Doctors have used antibiotic and antifungal medications to treat infection for a century. But like all living things, microbes — or microorganisms — such as bacteria and fungi are wired for survival. The more they’re exposed to antibiotics and antifungals, the more they develop genes that are resistant to these medications.
The World Health Organization has raised the alarm about the rise of antimicrobial resistance as a leading threat to public health. “Antimicrobial resistance (AMR) is widespread and increasing, threatening decades of medical progress and putting the health of people, animals, plants, and ecosystems at risk. Antibiotics that once reliably cured common infections are rapidly losing effectiveness,” the agency warned in November. “AMR is already responsible for more than a million deaths each year, with the toll expected to climb in the coming decades.”
The use of antibiotics and antifungals in the livestock industry is a leading source of antimicrobial resistance, as bacteria and fungi carrying resistant genes pass from the stomachs of treated animals into the environment and food systems.
National health agencies including the U.S. Centers for Disease Control and Prevention outline procedures for farmers to reduce or eliminate opportunities for resistant genes to escape. New research adds vermicomposting to the prevention toolkit.
In vermicomposting, earthworms eat through manure and other organic waste to produce a natural, nutrient-rich soil enhancer called worm casts. Similarly, “earthworms could become unexpected allies in the global fight against antibiotic resistance by helping farmers turn manure into safer, high-value organic fertilizer,” researchers at Shenyang Agricultural University in China reported in December.
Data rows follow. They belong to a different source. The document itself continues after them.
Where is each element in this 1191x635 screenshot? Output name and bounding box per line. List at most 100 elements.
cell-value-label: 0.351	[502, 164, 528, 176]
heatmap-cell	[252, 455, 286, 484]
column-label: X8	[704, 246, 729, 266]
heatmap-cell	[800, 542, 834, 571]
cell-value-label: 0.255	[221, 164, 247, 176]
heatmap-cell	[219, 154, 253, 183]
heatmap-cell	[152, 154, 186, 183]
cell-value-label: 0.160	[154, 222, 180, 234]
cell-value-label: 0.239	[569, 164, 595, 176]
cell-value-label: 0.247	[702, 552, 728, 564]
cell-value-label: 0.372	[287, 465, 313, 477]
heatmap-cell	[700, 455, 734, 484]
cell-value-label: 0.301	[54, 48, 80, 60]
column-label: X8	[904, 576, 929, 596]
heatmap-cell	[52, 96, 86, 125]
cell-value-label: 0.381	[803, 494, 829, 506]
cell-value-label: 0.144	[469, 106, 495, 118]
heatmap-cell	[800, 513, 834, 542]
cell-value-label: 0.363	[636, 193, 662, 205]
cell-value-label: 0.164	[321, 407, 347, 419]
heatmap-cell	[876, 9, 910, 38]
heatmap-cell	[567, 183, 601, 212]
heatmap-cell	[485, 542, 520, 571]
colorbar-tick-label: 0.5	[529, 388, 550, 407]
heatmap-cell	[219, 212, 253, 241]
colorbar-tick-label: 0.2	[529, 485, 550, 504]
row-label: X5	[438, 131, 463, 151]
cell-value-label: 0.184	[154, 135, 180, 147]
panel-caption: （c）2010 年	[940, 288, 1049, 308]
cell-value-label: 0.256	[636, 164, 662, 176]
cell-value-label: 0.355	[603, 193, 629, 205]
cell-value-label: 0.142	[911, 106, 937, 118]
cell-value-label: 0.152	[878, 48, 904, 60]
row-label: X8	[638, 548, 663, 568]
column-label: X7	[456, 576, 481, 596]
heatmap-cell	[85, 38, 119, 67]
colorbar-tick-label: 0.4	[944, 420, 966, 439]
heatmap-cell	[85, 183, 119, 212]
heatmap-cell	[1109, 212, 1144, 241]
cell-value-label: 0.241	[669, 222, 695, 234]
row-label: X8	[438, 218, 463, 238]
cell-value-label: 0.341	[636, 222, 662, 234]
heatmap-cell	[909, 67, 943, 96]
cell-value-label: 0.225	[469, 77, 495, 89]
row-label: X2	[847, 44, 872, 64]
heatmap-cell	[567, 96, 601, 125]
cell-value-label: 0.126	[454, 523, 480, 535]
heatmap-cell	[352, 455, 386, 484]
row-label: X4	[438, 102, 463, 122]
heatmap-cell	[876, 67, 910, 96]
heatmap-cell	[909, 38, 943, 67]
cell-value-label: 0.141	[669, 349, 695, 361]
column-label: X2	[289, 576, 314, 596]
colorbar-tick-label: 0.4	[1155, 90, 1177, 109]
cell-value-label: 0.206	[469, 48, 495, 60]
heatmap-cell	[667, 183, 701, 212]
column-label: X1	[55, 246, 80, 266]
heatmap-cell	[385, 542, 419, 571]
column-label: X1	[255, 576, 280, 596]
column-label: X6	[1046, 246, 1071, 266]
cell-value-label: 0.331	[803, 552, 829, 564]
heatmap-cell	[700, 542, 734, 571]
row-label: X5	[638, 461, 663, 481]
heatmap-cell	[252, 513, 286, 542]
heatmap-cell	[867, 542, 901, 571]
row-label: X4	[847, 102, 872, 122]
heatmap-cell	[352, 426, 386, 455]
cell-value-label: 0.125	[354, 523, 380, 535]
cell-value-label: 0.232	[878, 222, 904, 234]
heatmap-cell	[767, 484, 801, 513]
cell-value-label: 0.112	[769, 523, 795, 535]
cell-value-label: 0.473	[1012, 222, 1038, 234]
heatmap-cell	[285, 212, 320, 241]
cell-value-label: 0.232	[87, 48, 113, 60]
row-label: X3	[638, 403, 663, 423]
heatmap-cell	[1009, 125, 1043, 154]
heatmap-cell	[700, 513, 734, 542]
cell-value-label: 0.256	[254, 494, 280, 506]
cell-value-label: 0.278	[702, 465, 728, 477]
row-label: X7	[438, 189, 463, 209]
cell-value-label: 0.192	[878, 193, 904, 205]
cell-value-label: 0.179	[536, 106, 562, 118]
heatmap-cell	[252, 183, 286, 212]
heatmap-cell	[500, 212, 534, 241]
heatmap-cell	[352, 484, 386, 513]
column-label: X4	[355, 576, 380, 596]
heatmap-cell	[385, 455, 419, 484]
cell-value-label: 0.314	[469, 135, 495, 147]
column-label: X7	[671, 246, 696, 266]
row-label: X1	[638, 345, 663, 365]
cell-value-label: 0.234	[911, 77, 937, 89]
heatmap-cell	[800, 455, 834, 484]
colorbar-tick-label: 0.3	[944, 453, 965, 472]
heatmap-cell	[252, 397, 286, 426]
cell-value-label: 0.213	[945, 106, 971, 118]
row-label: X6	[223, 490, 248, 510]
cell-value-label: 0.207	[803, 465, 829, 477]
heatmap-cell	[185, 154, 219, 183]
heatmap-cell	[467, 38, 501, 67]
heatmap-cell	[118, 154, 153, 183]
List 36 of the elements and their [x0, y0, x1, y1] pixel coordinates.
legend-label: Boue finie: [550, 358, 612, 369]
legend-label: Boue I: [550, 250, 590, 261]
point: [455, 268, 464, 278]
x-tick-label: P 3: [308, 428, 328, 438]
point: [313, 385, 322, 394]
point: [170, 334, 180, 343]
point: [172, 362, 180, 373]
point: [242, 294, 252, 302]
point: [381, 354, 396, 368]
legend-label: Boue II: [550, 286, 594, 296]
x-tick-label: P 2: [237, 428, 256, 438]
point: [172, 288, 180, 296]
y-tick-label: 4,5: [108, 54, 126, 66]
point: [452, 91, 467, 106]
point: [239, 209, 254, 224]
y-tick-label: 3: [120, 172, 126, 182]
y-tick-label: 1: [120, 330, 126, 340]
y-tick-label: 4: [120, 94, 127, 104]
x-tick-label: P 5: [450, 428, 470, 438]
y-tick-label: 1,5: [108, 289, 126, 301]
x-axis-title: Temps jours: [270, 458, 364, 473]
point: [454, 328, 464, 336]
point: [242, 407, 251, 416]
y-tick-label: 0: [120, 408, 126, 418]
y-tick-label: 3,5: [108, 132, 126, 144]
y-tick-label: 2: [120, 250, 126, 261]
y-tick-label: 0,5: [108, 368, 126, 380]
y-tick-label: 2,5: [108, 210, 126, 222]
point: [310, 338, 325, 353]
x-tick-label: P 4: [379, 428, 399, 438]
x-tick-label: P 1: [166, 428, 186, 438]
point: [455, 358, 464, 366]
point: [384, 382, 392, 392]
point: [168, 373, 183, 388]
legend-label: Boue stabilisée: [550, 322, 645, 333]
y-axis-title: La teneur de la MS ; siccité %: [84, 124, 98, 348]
Earthworms are natural environmental engineers
The study found that vermicomposting can reduce resistant genes by approximately 70 to 95 percent. “Earthworms are not just passive decomposers, they are active engineers of a safer microenvironment,” Fengxia Yang, corresponding author of the paper, said in a statement.
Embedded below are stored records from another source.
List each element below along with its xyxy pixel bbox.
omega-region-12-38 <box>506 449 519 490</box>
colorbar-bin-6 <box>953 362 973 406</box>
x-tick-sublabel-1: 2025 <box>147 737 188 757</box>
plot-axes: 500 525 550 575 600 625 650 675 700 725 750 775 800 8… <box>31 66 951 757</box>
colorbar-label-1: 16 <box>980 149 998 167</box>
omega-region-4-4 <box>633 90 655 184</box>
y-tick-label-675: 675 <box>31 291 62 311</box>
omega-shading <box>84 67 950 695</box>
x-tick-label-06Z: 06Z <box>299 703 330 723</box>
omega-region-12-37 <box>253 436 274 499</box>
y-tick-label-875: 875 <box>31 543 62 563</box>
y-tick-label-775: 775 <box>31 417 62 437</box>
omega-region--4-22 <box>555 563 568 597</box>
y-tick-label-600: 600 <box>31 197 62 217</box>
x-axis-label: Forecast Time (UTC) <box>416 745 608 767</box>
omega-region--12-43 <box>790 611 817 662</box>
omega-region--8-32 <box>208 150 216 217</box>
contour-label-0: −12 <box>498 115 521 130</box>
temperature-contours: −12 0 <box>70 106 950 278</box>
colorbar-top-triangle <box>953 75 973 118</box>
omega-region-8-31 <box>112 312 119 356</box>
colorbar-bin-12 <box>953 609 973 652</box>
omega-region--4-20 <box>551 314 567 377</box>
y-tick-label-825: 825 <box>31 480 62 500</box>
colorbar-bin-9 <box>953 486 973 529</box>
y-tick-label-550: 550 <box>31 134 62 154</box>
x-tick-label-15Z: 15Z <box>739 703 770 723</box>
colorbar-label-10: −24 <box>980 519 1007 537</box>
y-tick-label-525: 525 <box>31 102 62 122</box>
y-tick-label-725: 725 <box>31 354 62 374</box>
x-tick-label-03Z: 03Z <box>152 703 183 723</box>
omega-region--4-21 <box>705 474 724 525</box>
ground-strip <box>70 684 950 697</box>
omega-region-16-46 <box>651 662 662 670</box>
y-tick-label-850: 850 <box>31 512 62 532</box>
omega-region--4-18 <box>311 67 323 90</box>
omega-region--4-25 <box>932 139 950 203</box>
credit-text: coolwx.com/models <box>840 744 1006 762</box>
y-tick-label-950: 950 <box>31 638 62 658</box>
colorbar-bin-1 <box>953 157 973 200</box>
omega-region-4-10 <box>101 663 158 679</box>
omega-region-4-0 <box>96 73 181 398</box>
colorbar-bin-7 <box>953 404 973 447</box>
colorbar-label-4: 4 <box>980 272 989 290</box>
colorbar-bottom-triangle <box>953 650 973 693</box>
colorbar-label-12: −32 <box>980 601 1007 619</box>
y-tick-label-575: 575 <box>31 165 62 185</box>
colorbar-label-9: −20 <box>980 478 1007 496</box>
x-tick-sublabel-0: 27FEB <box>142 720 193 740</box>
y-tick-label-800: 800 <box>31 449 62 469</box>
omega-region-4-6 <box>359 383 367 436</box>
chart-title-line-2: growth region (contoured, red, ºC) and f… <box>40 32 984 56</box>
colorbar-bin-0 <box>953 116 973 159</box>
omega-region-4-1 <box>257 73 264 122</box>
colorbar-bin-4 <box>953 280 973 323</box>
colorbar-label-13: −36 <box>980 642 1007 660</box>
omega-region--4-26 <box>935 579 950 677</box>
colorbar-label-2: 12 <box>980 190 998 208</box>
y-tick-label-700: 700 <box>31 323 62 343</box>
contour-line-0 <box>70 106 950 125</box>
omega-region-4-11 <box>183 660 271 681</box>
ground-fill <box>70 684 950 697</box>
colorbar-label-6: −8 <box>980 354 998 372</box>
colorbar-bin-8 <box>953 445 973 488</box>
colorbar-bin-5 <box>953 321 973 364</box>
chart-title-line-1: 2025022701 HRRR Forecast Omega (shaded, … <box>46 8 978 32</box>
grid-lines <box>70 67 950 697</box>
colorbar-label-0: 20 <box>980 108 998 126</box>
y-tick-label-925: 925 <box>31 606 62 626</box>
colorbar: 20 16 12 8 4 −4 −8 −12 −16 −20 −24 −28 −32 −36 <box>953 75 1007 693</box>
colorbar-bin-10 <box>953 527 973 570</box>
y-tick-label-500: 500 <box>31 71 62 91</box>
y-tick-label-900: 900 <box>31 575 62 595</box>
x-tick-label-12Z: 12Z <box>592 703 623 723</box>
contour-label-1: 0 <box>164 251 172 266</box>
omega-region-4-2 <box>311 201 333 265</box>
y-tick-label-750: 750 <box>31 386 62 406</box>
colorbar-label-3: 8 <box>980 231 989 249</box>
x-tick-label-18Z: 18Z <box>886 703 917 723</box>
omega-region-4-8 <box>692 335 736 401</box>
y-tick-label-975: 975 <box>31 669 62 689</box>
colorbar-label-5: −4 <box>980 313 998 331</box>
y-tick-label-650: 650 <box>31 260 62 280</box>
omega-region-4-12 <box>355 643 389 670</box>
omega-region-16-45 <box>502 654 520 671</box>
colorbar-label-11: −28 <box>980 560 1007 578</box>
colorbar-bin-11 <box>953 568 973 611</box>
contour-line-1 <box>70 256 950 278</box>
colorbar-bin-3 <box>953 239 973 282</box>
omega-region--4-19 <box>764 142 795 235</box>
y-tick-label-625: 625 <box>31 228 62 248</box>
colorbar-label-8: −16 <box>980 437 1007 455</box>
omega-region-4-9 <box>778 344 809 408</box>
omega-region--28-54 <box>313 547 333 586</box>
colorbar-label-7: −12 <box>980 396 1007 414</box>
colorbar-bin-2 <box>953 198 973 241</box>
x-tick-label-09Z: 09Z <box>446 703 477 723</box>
The process by which earthworms reduce resistant genes rests partly on their burrowing behavior. They aerate the manure, creating an oxygen-rich environment that is inhospitable to gene-carrying bacteria. “Inside the earthworm gut, mechanical grinding, digestive enzymes and a specialized microbiome further damage resistant bacteria and disturb both intracellular and extracellular DNA,” the researchers found.
Even further, earthworm secretions called coelomic fluids directly attack unwanted genes on farms. “Laboratory studies cited in the review show that coelomic fluid can cut multidrug resistant [E. coli] populations by several orders of magnitude within hours and remove over 90 percent of extracellular resistance genes through DNA cutting activity,” Shenyang Agricultural University noted in a media release.
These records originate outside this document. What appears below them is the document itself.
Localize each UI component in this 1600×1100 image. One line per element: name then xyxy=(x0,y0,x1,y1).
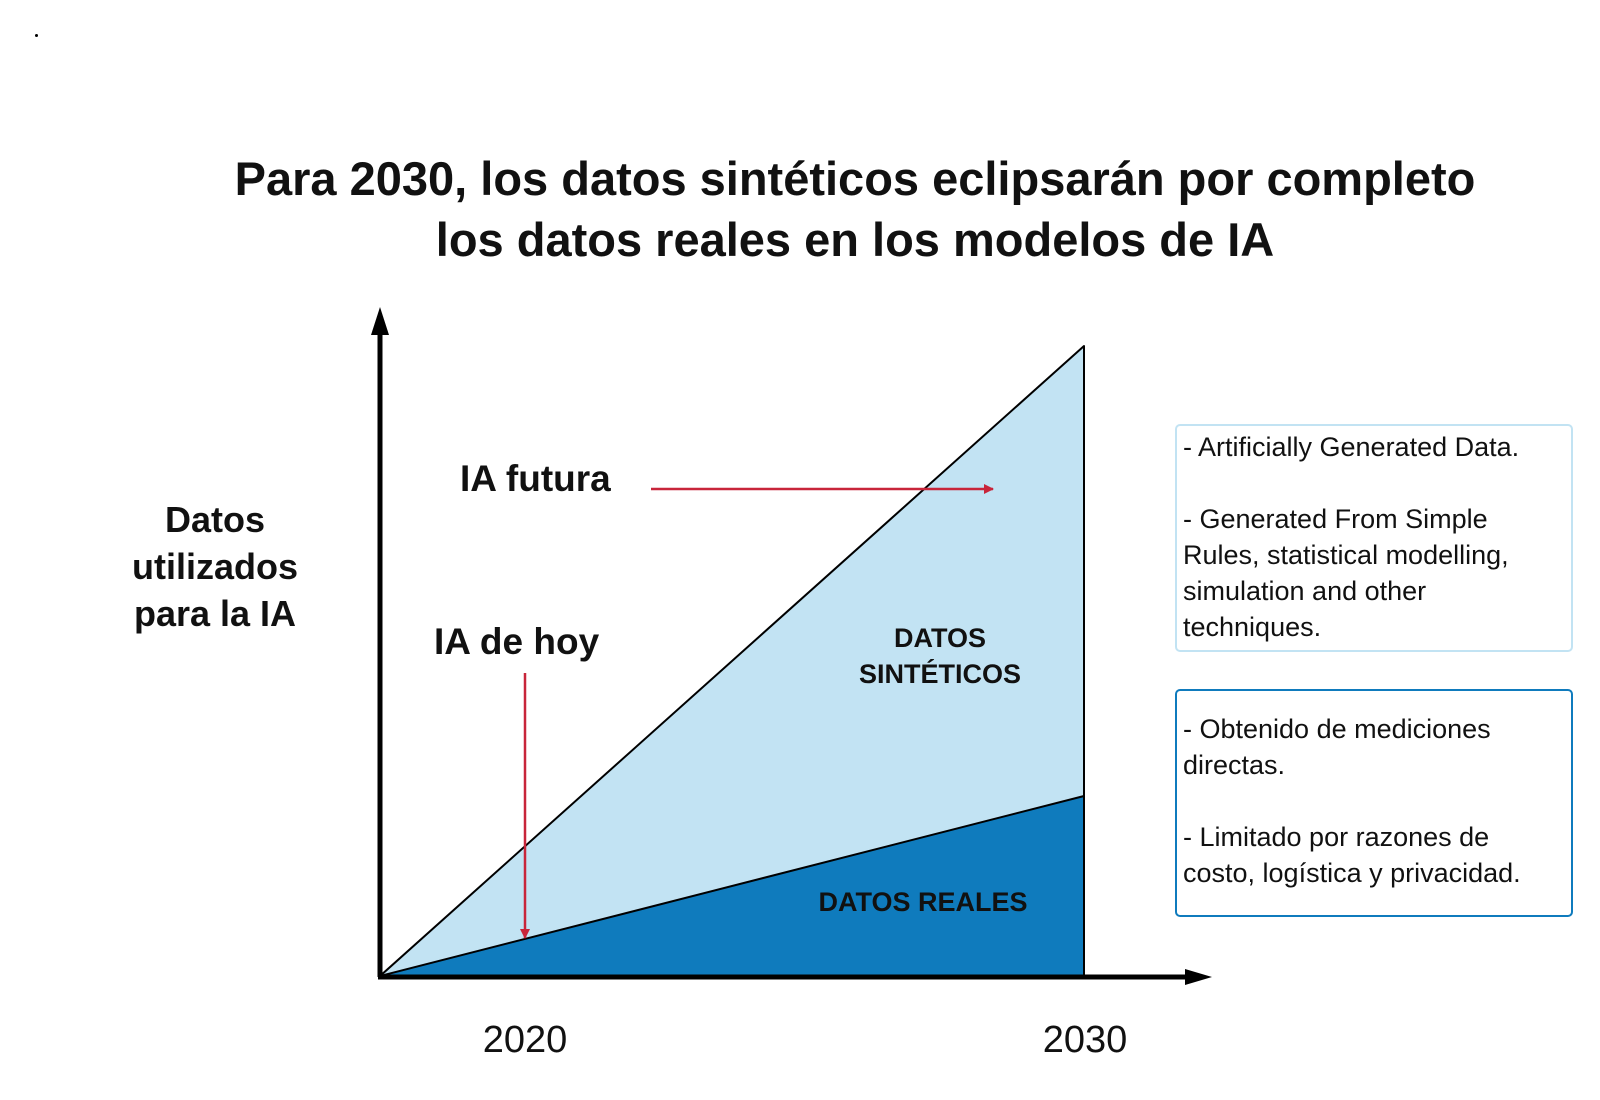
x-axis-arrowhead xyxy=(1185,969,1212,985)
today-ai-label: IA de hoy xyxy=(434,621,600,662)
title-line-2: los datos reales en los modelos de IA xyxy=(435,213,1275,266)
y-axis-label-line-2: utilizados xyxy=(131,546,298,587)
y-axis-label-line-3: para la IA xyxy=(133,593,297,634)
real-callout-point-2: - Limitado por razones de costo, logísti… xyxy=(1183,822,1521,888)
title-line-1: Para 2030, los datos sintéticos eclipsar… xyxy=(234,152,1476,205)
y-axis-label: Datos utilizados para la IA xyxy=(100,496,330,637)
future-ai-label: IA futura xyxy=(460,458,611,499)
x-tick-2020: 2020 xyxy=(483,1019,568,1061)
real-callout-point-1: - Obtenido de mediciones directas. xyxy=(1183,714,1491,780)
y-axis-label-line-1: Datos xyxy=(164,499,266,540)
x-tick-2030: 2030 xyxy=(1043,1019,1128,1061)
page-title: Para 2030, los datos sintéticos eclipsar… xyxy=(150,148,1560,270)
synthetic-label-line-2: SINTÉTICOS xyxy=(859,658,1021,689)
stray-dot xyxy=(35,34,38,37)
synthetic-callout-point-1: - Artificially Generated Data. xyxy=(1183,432,1520,462)
y-axis-arrowhead xyxy=(371,307,389,335)
synthetic-label-line-1: DATOS xyxy=(894,623,986,653)
synthetic-callout-point-2: - Generated From Simple Rules, statistic… xyxy=(1183,504,1509,642)
synthetic-data-callout: - Artificially Generated Data. - Generat… xyxy=(1175,424,1573,652)
real-data-label: DATOS REALES xyxy=(818,887,1027,917)
real-data-callout: - Obtenido de mediciones directas. - Lim… xyxy=(1175,689,1573,917)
While talk of worms and excrement may sound pretty gross to the average person, the findings are compelling for those fighting to contain the spread of antimicrobial resistance before it’s too late. “By reshaping microbial communities and disrupting gene transfer, they help cut the chain of antibiotic resistance spread from farms to people,” Yang said.
Putting nature to work
In the United States, the extension offices of the Department of Agriculture already educate farmers about the more traditional benefits of vermicomposting.
The natural aeration ability of worms can replace aeration equipment, for example, reducing costs and saving labor. Vermicompost is also more efficient at stimulating plant growth than conventional compost, without the expense of nitrogen supplements. Further cost savings can result from the faster decomposition time of vermicompost, enabling farmers to deploy or sell their compost more quickly.
But vermicomposting comes with challenges. The red worms preferred for vermicomposting can be costly, and the worms also need care throughout the year.
Still, the market shows signs of growth globally, especially in India and China, where the goverment actively supports vermicomposting. In a newly released market analysis, the Indian firm Introspective Market Research estimates that the value of the global vermicompost market is poised for “substantial growth,” rising from roughly $88 billion in 2023 to $335 billion by 2032.
With demand for vermicompost on the rise worldwide, the practice has emerged as an anti-poverty solution in rural areas, one example being the village of Joynagar in Bangladesh. “What began as a small-scale initiative with a modest investment has evolved into a thriving business — symbolizing empowerment, sustainability and resilience,” reported BSS News, the state-owned news agency in Bangladesh.
Here in the U.S., interest in vermicompost is mainly limited to home gardeners and specialty farmers, but commercial development is on the rise.
In 2024, for example, the Central Coast Worm Farm in Hollister, California, received a $4 million grant from the U.S. Department of Agriculture to produce almost 160,000 tons of vermicompost per year, enough to supply 28,000 acres of farmland. The global vermicompost supplier Worm Power got a $900,000 grant from the USDA last year to expand in its home state of New York, where tens of millions of red worms are already at work.